If it is just friends why waste money on facebook just to talk. Most would rather spend that money on a more focused community/hobby like gaming and connect ingame.


I’d much rather go back to randomly targeted “punch the monkey” ads. Far better than the current crop of ads which are usually one of fraudulent, malware, or borderline pornographic.

Was I supposed to respond “oh no, current ads are so much better”?


> current crop of ads which are usually one of fraudulent, malware, or borderline pornographic.

That doesn't match my experience at all, but maybe you can chalk it up to targeting?

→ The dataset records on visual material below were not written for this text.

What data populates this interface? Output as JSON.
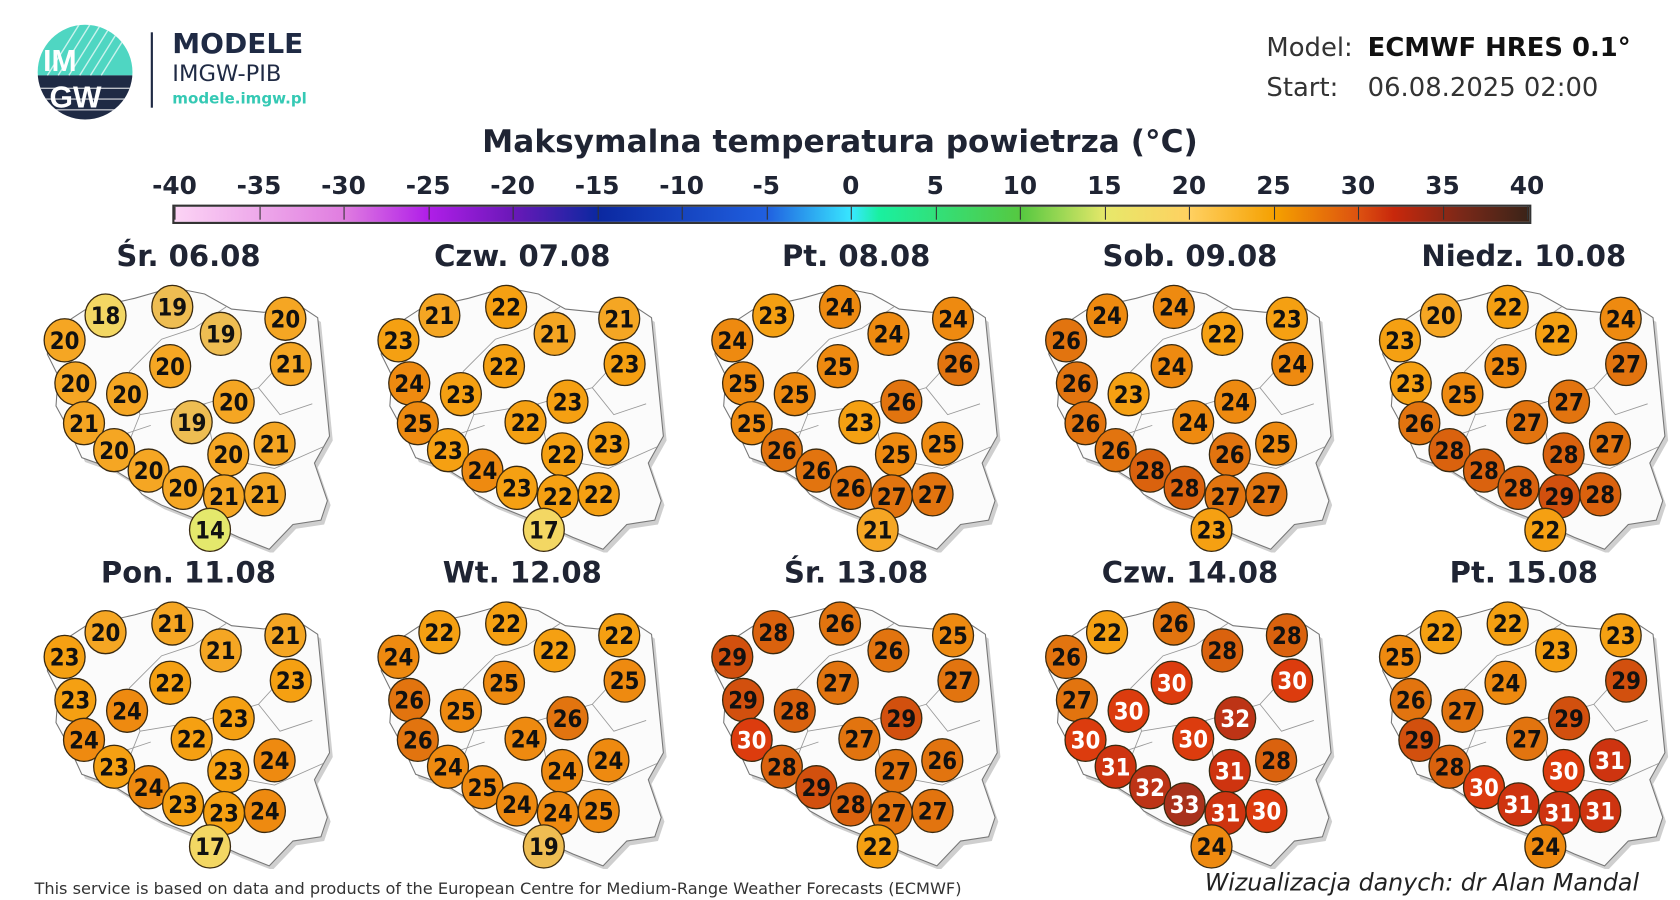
{
  "brand": {
    "title": "MODELE",
    "subtitle": "IMGW-PIB",
    "url": "modele.imgw.pl",
    "logo_text": "IMGW",
    "accent": "#35c9b4",
    "navy": "#1f2a44"
  },
  "meta": {
    "model_label": "Model:",
    "model_value": "ECMWF HRES 0.1°",
    "start_label": "Start:",
    "start_value": "06.08.2025 02:00"
  },
  "chart_data": {
    "type": "map-station-values",
    "title": "Maksymalna temperatura powietrza (°C)",
    "colorbar": {
      "ticks": [
        "-40",
        "-35",
        "-30",
        "-25",
        "-20",
        "-15",
        "-10",
        "-5",
        "0",
        "5",
        "10",
        "15",
        "20",
        "25",
        "30",
        "35",
        "40"
      ],
      "range": [
        -40,
        40
      ]
    },
    "days": [
      {
        "label": "Śr. 06.08",
        "values": [
          20,
          18,
          19,
          19,
          20,
          21,
          20,
          20,
          20,
          20,
          21,
          19,
          20,
          20,
          21,
          20,
          20,
          21,
          21,
          14
        ]
      },
      {
        "label": "Czw. 07.08",
        "values": [
          23,
          21,
          22,
          21,
          21,
          23,
          24,
          23,
          22,
          23,
          25,
          22,
          23,
          22,
          23,
          24,
          23,
          22,
          22,
          17
        ]
      },
      {
        "label": "Pt. 08.08",
        "values": [
          24,
          23,
          24,
          24,
          24,
          26,
          25,
          25,
          25,
          26,
          25,
          23,
          26,
          25,
          25,
          26,
          26,
          27,
          27,
          21
        ]
      },
      {
        "label": "Sob. 09.08",
        "values": [
          26,
          24,
          24,
          22,
          23,
          24,
          26,
          23,
          24,
          24,
          26,
          24,
          26,
          26,
          25,
          28,
          28,
          27,
          27,
          23
        ]
      },
      {
        "label": "Niedz. 10.08",
        "values": [
          23,
          20,
          22,
          22,
          24,
          27,
          23,
          25,
          25,
          27,
          26,
          27,
          28,
          28,
          27,
          28,
          28,
          29,
          28,
          22
        ]
      },
      {
        "label": "Pon. 11.08",
        "values": [
          23,
          20,
          21,
          21,
          21,
          23,
          23,
          24,
          22,
          23,
          24,
          22,
          23,
          23,
          24,
          24,
          23,
          23,
          24,
          17
        ]
      },
      {
        "label": "Wt. 12.08",
        "values": [
          24,
          22,
          22,
          22,
          22,
          25,
          26,
          25,
          25,
          26,
          26,
          24,
          24,
          24,
          24,
          25,
          24,
          24,
          25,
          19
        ]
      },
      {
        "label": "Śr. 13.08",
        "values": [
          29,
          28,
          26,
          26,
          25,
          27,
          29,
          28,
          27,
          29,
          30,
          27,
          28,
          27,
          26,
          29,
          28,
          27,
          27,
          22
        ]
      },
      {
        "label": "Czw. 14.08",
        "values": [
          26,
          22,
          26,
          28,
          28,
          30,
          27,
          30,
          30,
          32,
          30,
          30,
          31,
          31,
          28,
          32,
          33,
          31,
          30,
          24
        ]
      },
      {
        "label": "Pt. 15.08",
        "values": [
          25,
          22,
          22,
          23,
          23,
          29,
          26,
          27,
          24,
          29,
          29,
          27,
          28,
          30,
          31,
          30,
          31,
          31,
          31,
          24
        ]
      }
    ]
  },
  "footer": {
    "left": "This service is based on data and products of the European Centre for Medium-Range Weather Forecasts (ECMWF)",
    "right": "Wizualizacja danych: dr Alan Mandal"
  }
}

My own experience is that from running adblock all the time, aggressive blocking measures, and disabling targetting/personalisation, I get the absolute worst ads/ad networks when I do get them (for example when Firefox broke all addons a bit ago). Borderline malware, redirecting popup driveby Flash Player installers, it just feels like without enough of an ad profile built up you get whatever trash is left, no major brands or companies


I'd love to read what a crime syndicate does to improve their activities. Doesn't mean I agree with them... but no doubt it's really interesting and I might learn something from it.


Drug smuggling submarines. There was the court case of El Chapo and his IT guy testified about how he requested everyone's phones to be bugged. Also a secure comm network built for his organization, that then ended up bringing him down, because the IT guy folded (the FBI made a deal with him), etc.

Also you could learn a lot about tunnel building, and tunnel detection.


The crime syndicate scenario would be actually better because unlike advertisers, they actually provide (illegal) products such as drugs that have demand. I can give you examples of people happily buying drugs, but I’m not sure I could ever find someone who’d be willing to look at ads/spam voluntarily, let alone pay to do so.


Ads aren’t crime and ads aren’t universally net negative.


Depends. Google's real-time bidding is being investigated under GDPR.

https://www.cnbc.com/2019/05/22/irish-data-privacy-watchdog-...


The Best Minds of My Generation Are Thinking About How To Make People Click Ads (or serve them efficently)


Take a look at finance / trading. Things are even worse over there, but they don’t blog about it.


Used to be a semi-professional poker player, which seems to have a high crossover with finance/trading types for obvious reasons. I enjoyed the debates, but sometimes it was a bit overwhelming how everyone had convinced themselves that they were magically providing a ton of value to the world and that's why they were filthy rich. Also the massive intelligence that seemed to only work when applied in one domain. Didn't mind taking their money, but never pretended I was providing society a useful function while doing so. :)


At least finance/trading doesn’t try to stalk me and waste my time day to day, unlike advertisers.


I kind of like that some of the money from this industry is resulting in learnings and improvements to open source.

Found this article great, not many places to see 5m req/s, let alone on a single node.

I'm really interested in hearing more about those databases!